Why can't a JIT solve this? It shouldn't need to do the bookkeeping for every iteration if it has JIT compiled it. A JIT should be able to take advantage of processor vector instructions etc.
There's some movement in that direction.

However, the R core committers are essentially not only volunteers, but they're all (afaik) academic statisticians. One of the people who made strides in this direction is primarily an computational statistician at Iowa (Luke Tierney / compiler package). Building a high performance runtime/jit is wildly out of their scope of expertise.

In retrospect, and I think many of them would agree, building and maintaining their own runtime was a giant mistake. Yet here we are.

Serious compiler people (Jan Vitek, others) have made strides towards a faster implementation (his in java / fastr IIRC), but it suffers from the same problem as cpython: there are millions of lines of C code in packages or internal functions that have the details of the R interpreter / C interface deeply embedded in them. In fact, there's probably far more "R" code written in C than in R. Undoing this mess is not easy, and probably not possible.

Oh, reading Evaluating the Design of the R Language [1] will shed some more light on why it's hard to make R run fast.

[1] http://r.cs.purdue.edu/pub/ecoop12.pdf

edited to correctly describe Luke as per gbrown

I think, and I'm pretty sure most of R core would agree, that building and maintaining their own runtime _was_ the right thing to do. Otherwise R would have been at mercy of maintainers who were interested in problems other than creating an expressive language for data analysis.
I don't think calling Luke an "agricultural statistician" is at all reflective of his work. Not everything in Iowa is corn, and Luke has been working in computationally intensive statistical methodology and statistical software development for decades.
He created lisp-stat in the late 80's

https://www.jstatsoft.org/article/view/v013i09

"While R and Lisp are internally very similar, in places where they differ the design choices of Lisp are in many cases superior. The difficulty of predicting performance and hence writing code that is guaranteed to be efficient in problems with larger data sets is an issue that R will need to come to grips with, and it is not likely that this can happen without some significant design changes."

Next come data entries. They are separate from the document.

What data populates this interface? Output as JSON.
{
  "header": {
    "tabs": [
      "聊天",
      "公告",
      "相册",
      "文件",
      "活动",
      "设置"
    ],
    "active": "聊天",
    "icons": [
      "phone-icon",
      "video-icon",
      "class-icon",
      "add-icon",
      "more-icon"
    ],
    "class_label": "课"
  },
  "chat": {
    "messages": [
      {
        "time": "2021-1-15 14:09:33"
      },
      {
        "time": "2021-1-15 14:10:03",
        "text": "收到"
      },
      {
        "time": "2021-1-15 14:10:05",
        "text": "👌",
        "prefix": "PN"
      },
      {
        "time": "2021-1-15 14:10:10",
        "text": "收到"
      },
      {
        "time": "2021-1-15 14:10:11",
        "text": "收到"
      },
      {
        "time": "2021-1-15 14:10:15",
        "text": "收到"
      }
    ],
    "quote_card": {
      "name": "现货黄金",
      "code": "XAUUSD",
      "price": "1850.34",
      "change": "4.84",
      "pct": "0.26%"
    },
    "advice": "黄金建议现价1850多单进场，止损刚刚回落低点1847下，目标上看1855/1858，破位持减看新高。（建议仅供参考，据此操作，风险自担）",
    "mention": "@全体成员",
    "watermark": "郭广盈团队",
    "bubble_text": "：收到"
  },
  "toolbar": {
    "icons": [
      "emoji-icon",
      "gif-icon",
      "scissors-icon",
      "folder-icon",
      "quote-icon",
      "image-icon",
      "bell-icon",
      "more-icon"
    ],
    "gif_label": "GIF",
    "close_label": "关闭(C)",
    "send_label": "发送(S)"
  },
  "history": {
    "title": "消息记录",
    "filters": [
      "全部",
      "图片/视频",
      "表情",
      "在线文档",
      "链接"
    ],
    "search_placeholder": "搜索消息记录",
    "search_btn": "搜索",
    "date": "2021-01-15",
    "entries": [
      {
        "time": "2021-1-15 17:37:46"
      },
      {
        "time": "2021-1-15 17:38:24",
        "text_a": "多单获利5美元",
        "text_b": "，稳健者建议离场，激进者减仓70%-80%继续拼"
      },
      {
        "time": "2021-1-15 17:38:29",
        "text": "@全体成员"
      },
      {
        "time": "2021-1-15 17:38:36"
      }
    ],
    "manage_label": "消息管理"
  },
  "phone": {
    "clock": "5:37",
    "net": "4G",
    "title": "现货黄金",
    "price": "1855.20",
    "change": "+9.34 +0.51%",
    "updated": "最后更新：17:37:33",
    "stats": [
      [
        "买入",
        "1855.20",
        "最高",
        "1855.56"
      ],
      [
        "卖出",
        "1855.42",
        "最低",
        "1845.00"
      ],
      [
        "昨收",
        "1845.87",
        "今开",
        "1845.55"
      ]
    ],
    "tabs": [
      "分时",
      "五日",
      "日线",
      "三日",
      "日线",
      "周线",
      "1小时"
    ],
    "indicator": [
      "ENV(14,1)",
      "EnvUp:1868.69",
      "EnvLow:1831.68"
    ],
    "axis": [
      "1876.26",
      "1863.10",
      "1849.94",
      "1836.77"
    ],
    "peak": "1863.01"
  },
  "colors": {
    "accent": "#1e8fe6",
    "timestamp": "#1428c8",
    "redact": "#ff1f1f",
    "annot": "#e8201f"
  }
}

Hmm, you're quite right; I'm not sure how I came to believe that.
R does actually ship with the ability to byte-compile functions these days, and as that functionality matures it may become the default behavior. It's still better to actually learn the language; it's far easier to optimize something like:

    apply(X, 1, function(x){
        # do stuff to the row of X
    })
than:

    for (i in 1:nrow(X)){
        # do stuff to X[i,], and store it somewhere
    }
As far as I know byte-compiling won’t actually alleviate the repeated name lookup (or does it?). Unless the R byte compiler is fiendishly clever, every single name lookup in the loop body will still incur what essentially amounts to a `get(name, environment(), inherits = TRUE)` call.
Probably not, but I'll admit to not having dug into it too deeply. In my initial experiments, I found only modest speed gains when byte compiling. Then again, I'm already using C functions wherever possible.
> If we want a language with fast loops we have to rely on C or Fortran and forget about vectorised notation.

Fortran (Fortran 90 specifically) got vector notation 20 years ago.

I suspected this might be the case but I don't know Fortran. Maybe you're right about Julia and Lua also, I'll have to investigate.